Objective: To study the relationship between the suppression of T cell functions and the change of signal transduction in traumatized mice.
Methods: 60 Balb/c mice were randomized into six groups: normal control, 1st, 2nd, 4th, 7th, 10th day posttrauma (n = 10). A murine closed trauma model was used, T cells were separated from splenocytes using nylon column. T cell functions were determined and their relationship with intracellular signal transduction was investigated.

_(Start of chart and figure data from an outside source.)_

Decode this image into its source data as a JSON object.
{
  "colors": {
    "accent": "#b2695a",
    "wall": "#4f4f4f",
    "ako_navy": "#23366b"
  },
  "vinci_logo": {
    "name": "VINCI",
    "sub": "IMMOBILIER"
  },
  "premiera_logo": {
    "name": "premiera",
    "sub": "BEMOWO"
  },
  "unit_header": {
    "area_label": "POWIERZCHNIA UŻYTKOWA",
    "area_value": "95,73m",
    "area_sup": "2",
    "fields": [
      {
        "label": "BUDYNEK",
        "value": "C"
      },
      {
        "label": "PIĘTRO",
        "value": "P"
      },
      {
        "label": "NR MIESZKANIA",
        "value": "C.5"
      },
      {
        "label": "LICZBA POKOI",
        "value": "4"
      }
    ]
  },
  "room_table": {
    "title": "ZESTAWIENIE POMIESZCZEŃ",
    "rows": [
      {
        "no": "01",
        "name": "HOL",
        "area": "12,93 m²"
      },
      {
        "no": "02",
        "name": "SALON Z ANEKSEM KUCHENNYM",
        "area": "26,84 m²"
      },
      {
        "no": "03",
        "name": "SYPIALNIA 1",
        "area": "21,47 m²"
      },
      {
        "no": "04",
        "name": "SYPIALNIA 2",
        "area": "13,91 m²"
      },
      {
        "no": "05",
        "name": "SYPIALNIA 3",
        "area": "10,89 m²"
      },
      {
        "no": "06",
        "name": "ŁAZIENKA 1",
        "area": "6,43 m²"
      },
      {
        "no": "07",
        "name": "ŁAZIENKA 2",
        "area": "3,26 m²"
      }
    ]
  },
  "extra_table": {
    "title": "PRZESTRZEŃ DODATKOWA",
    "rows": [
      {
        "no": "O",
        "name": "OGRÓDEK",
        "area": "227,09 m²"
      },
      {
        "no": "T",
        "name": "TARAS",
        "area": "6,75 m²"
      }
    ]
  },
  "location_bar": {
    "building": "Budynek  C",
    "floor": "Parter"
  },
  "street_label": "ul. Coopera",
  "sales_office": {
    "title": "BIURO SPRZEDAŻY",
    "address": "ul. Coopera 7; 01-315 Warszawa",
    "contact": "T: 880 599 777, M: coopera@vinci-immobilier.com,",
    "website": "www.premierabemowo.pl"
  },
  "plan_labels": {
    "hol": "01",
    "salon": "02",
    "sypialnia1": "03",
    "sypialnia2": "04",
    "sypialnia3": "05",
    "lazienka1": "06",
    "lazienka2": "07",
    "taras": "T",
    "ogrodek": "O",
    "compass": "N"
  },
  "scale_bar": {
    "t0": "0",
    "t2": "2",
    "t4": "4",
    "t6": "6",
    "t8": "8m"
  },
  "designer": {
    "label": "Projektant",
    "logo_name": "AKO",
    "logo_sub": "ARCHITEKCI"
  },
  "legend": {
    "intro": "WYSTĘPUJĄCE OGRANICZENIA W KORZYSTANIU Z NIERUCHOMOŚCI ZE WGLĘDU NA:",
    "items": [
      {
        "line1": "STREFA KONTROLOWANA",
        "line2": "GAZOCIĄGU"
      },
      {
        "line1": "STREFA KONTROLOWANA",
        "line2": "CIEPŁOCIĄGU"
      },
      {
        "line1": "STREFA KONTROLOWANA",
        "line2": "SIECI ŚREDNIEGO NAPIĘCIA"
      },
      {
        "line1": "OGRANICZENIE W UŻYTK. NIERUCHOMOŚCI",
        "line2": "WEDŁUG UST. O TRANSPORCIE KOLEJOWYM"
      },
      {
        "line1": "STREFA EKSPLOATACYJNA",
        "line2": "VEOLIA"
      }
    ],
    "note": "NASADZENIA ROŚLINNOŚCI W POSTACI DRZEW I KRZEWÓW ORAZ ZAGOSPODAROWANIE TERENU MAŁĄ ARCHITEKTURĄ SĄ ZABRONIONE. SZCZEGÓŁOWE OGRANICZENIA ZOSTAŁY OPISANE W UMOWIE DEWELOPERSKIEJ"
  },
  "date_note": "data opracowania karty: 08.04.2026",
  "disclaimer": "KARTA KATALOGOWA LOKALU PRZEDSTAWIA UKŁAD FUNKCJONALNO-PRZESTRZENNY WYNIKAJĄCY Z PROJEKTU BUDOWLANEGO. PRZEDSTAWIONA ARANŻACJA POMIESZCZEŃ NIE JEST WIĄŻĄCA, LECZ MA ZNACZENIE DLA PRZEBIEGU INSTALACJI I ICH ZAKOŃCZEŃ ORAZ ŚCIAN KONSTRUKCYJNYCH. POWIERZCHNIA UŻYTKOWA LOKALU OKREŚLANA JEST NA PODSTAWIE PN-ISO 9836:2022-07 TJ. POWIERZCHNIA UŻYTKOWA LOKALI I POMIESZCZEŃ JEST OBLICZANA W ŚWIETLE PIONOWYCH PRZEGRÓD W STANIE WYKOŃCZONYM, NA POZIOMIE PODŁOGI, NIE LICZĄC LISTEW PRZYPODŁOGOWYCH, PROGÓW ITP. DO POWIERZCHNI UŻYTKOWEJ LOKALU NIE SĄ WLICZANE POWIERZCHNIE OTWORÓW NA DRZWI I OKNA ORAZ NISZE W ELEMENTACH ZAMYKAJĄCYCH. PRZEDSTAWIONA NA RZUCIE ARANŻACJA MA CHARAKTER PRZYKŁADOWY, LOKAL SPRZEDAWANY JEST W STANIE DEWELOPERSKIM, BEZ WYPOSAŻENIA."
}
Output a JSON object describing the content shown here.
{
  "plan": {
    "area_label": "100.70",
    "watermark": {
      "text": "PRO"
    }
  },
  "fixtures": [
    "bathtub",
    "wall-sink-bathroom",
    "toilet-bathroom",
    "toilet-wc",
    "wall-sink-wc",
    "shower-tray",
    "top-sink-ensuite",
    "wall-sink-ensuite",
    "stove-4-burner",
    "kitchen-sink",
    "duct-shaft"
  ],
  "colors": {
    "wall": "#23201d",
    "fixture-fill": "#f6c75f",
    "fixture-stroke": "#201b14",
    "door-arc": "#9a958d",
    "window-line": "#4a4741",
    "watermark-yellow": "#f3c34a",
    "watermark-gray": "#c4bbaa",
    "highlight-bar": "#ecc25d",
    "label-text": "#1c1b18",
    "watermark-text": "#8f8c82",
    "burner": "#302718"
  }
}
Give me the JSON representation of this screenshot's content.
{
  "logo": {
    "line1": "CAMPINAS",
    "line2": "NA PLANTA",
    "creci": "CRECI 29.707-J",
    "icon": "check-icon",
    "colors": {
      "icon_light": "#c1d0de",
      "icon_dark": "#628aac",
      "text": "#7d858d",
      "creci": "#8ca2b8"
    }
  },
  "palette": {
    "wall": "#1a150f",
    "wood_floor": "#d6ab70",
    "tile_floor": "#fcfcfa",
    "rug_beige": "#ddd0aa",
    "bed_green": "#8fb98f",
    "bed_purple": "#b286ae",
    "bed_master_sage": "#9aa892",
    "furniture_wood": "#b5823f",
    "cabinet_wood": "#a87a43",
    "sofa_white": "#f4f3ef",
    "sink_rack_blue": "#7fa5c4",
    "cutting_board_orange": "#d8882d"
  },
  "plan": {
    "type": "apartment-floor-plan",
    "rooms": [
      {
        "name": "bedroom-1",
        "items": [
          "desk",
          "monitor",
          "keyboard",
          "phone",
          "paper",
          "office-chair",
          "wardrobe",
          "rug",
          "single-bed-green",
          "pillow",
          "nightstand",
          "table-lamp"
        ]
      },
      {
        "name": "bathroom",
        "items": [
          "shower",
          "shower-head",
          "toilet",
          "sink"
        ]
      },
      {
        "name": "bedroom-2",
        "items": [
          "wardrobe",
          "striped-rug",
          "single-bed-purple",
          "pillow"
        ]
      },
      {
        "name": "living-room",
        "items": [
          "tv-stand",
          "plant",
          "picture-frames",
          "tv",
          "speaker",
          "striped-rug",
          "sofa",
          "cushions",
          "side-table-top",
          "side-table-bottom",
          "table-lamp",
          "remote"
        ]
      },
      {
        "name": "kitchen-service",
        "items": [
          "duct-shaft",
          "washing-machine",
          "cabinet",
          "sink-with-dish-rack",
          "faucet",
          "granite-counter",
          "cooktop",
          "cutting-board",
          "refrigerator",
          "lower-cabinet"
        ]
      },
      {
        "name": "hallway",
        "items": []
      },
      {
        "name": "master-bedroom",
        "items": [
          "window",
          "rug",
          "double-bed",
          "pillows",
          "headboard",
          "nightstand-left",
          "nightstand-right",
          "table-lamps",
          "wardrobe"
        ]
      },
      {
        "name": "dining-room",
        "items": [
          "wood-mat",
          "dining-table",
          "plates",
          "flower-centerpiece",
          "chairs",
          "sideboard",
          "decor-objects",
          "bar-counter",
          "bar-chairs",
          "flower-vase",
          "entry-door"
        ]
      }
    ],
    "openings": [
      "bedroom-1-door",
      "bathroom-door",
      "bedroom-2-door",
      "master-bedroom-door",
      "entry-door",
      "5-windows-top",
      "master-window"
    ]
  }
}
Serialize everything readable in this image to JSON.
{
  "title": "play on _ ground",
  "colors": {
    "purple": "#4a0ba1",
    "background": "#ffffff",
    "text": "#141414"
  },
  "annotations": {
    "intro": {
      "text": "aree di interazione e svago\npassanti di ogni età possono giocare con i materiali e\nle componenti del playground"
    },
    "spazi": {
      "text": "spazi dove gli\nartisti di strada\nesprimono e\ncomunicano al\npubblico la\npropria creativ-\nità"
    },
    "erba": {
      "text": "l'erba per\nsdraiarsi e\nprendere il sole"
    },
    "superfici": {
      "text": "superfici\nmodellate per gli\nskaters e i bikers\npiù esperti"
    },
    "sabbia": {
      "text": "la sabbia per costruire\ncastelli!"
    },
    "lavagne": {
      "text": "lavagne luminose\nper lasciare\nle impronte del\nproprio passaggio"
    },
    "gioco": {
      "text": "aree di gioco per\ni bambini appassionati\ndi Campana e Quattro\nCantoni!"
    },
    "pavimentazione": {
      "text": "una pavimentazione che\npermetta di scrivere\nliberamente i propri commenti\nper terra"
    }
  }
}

Results: Interleukin 2 (IL-2) mRNA and IL-2 receptor alpha (IL-2R alpha) mRNA levels were decreased in activated T cells from traumatized mice, IL-2 production, IL-2R alpha expression and T lymphocytes transformation were suppressed. cAMP contents in activated T cells were increased after trauma while cGMP contents, free calcium (Ca2+) concentration and protein kinase C (PKC) activities were decreased. These changes were closely related to the suppression of T cell functions. In addition, adenylate cyclase (AC) and protein kinase A (PKA) activities were increased while cAMP-dependent phosphodiesterase (cAMP-PDE), calmodulin (CaM), CaM-dependent protein kinase (CaM-PK) activities were decreased. Levamisole (a stimulator of cGMP), H-8 (an inhibitor of PKA), A23187 (an ionophore of Ca2+) and TPA (an activator of PKC) could in vitro elevate activated T cell functions after trauma in various degrees.
Conclusions: Alteration in the pathway of signal transduction following trauma related to cyclic nucleotide and phosphatidylinositol metabolism in activated T cells participate in mediating the suppressive progress of T cell functions.